DoorDash created a configuration management platform to help its logistics team maintain the growing number of business preferences and configuration values. The company used CockroachDB for persistence and simplified the architecture compared with the previous solution. The new platform enables experimentation, improves configuration value lifecycle, and provides flexibility and extendibility.
The logistics team at DoorDash is responsible for a wide range of functional areas and manages many configurations for tuning various business aspects of the platform across different verticals and retail locations. Historically, updating configuration values required committing these changes into source code repositories and relied on a complex architecture to propagate changes to many services within DoorDash’s vast microservices platform.
The Previous Architecture of the Configuration Management Solution (Source: DoorDash Engineering Blog)
The existing solution had many challenges and limitations, which mainly originated from the need to update huge files, often with single-line changes. This frequently resulted in unintentional updates, difficulties with auditing and versioning, and a time-consuming process to add new preferences. Additionally, due to a complex flow for propagating configuration values, the team struggled to definitively assert the time and the sources of configuration changes during the assignment process.
Saurabh Gupta and Reid Arwood, software engineers at DoorDash, explain why the company had to replace the existing configuration management solution:
Although that process started with a limited set of configurations, the old system struggled to keep up with DoorDash’s growth across new verticals. [...] It doesn’t help that these preferences aren’t kept in standard formats; some are JSONs, others are CSVs, and still others have no format at all. Maintaining these files and updating them at the speed of DoorDash’s growth has been both challenging and risky, with multiple outages occurring because of incorrect configurations.
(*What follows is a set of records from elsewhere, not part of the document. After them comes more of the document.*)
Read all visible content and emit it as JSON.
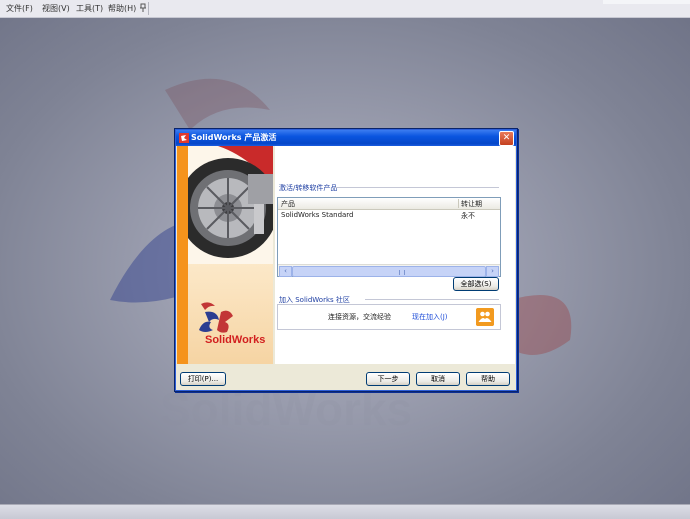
{
  "menubar": {
    "items": [
      "文件(F)",
      "视图(V)",
      "工具(T)",
      "帮助(H)"
    ]
  },
  "icons": {
    "pin": "pin-icon",
    "app": "solidworks-app-icon",
    "close": "close-icon",
    "notice": "users-icon"
  },
  "dialog": {
    "title": "SolidWorks 产品激活",
    "close_label": "✕",
    "group_products": "激活/转移软件产品",
    "list": {
      "col_product": "产品",
      "col_status": "转让期",
      "rows": [
        {
          "product": "SolidWorks Standard",
          "status": "永不"
        }
      ]
    },
    "select_all_label": "全部选(S)",
    "group_notice": "加入 SolidWorks 社区",
    "notice_text": "连接资源，交流经验",
    "notice_link": "现在加入(J)",
    "brand": "SolidWorks",
    "buttons": {
      "print": "打印(P)...",
      "next": "下一步",
      "cancel": "取消",
      "help": "帮助"
    }
  },
  "colors": {
    "titlebar": "#0a55df",
    "accent_orange": "#f5931c",
    "brand_red": "#d21f1f",
    "link_blue": "#1f4ed8"
  }
}
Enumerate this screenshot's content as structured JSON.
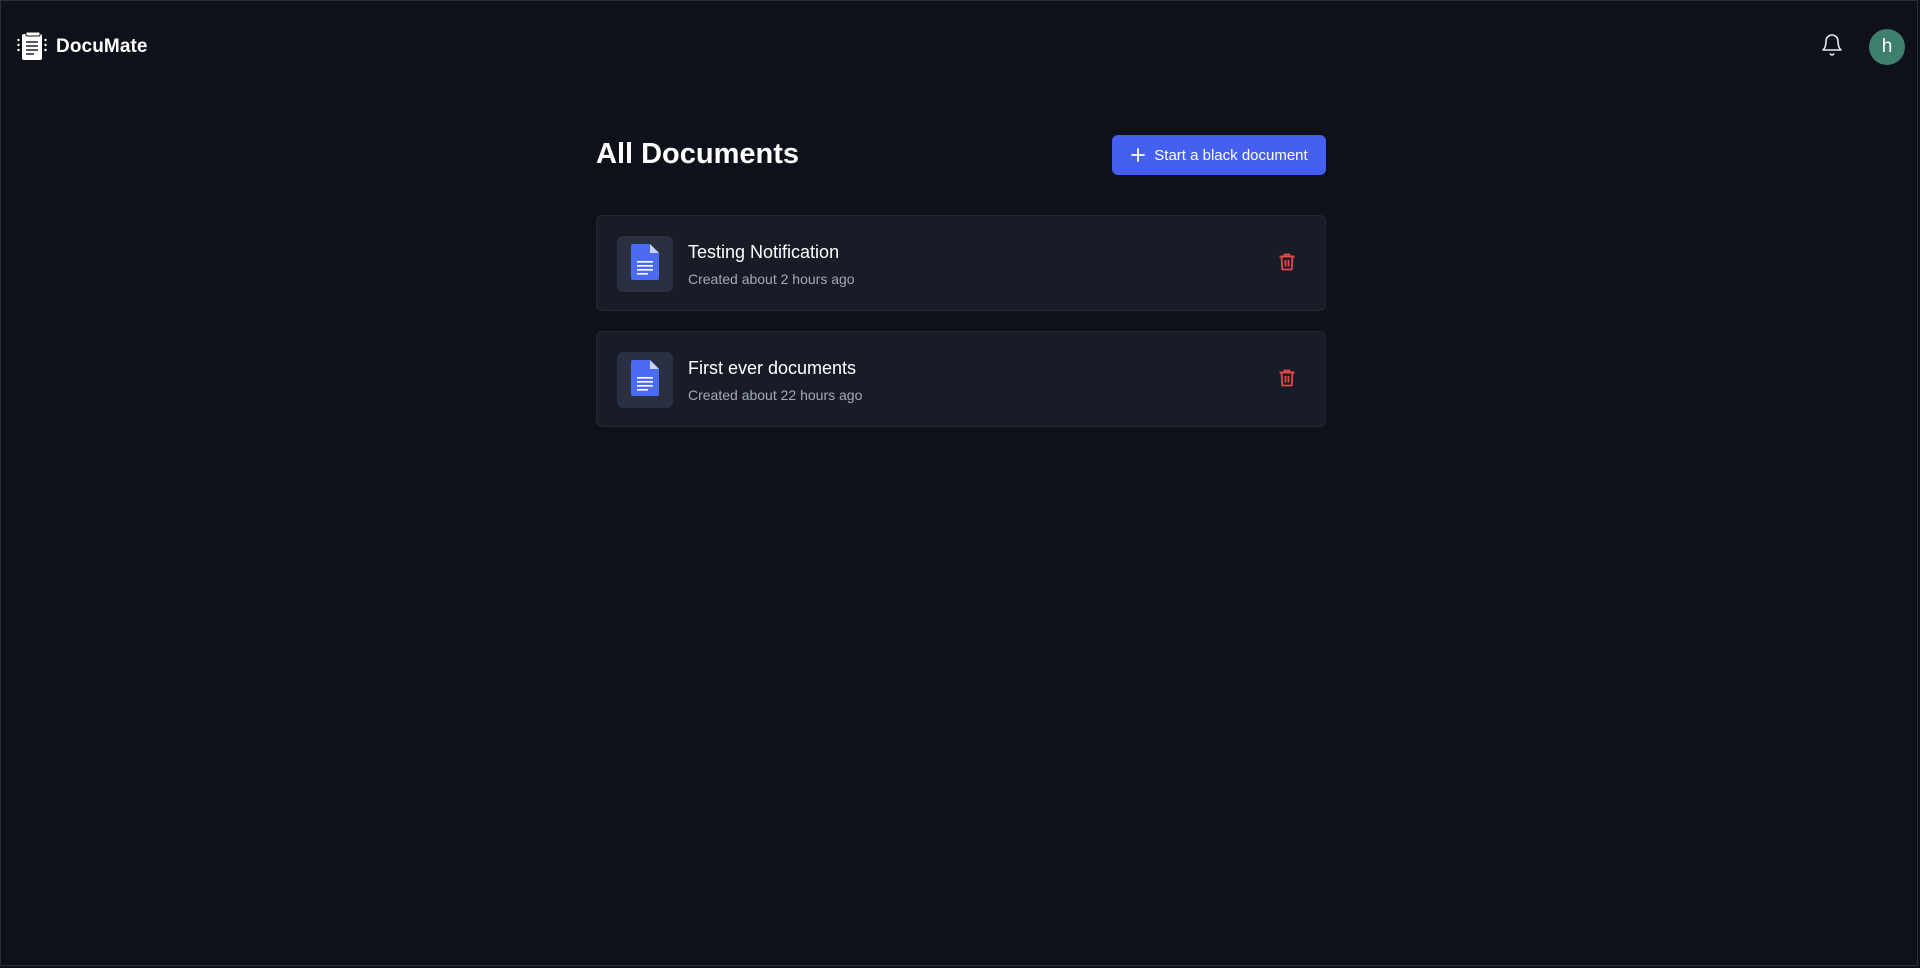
{
  "app": {
    "name": "DocuMate",
    "logo_icon": "documate-logo-icon"
  },
  "header": {
    "notifications_icon": "bell-icon",
    "avatar_initial": "h",
    "avatar_color": "#3f7f6e"
  },
  "main": {
    "title": "All Documents",
    "new_document_label": "Start a black document",
    "new_document_icon": "plus-icon",
    "accent_color": "#4560f0"
  },
  "documents": [
    {
      "title": "Testing Notification",
      "created": "Created about 2 hours ago",
      "icon": "document-icon",
      "delete_icon": "trash-icon"
    },
    {
      "title": "First ever documents",
      "created": "Created about 22 hours ago",
      "icon": "document-icon",
      "delete_icon": "trash-icon"
    }
  ],
  "colors": {
    "background": "#0e111a",
    "card": "#181c27",
    "delete": "#e5484d",
    "doc_icon": "#4b6bf5"
  }
}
The engineers created a new architecture with a more flexible data model for the data stored in a CockroachDB. It supports versioning and auditing configuration values at many levels of granularity (store, business, etc.). Configuration values are updated and approved using an admin UI application. The new solution supports expiration-based configurations that auto-revert, time-based preferences applicable at specific times of day, ephemeral config types to aid experimentation, automated validation, and auto-approval/rejection, etc.
The New Architecture of the Configuration Management Solution (Source: DoorDash Engineering Blog)
The team used an incremental approach toward delivering the new architecture. It optimized the latency of retrieving config values to around ten milliseconds (99th percentile) by upgrading the instance type used for CockroachDB cluster nodes and improving the application code, including query and thread-pool optimization.
As more use cases migrate to the new architecture, developers plan to scale the solution to handle 10,000 requests per second, improve its reliability and processing of large files, refine the data model to support more flexibility, and make it more developer-friendly.
InfoQ recently reported on other DoorDash initiatives to improve its microservices platform. These include using the service mesh and cell-based architecture to reduce infrastructure costs and rearchitecting the caching layer to improve performance and scalability.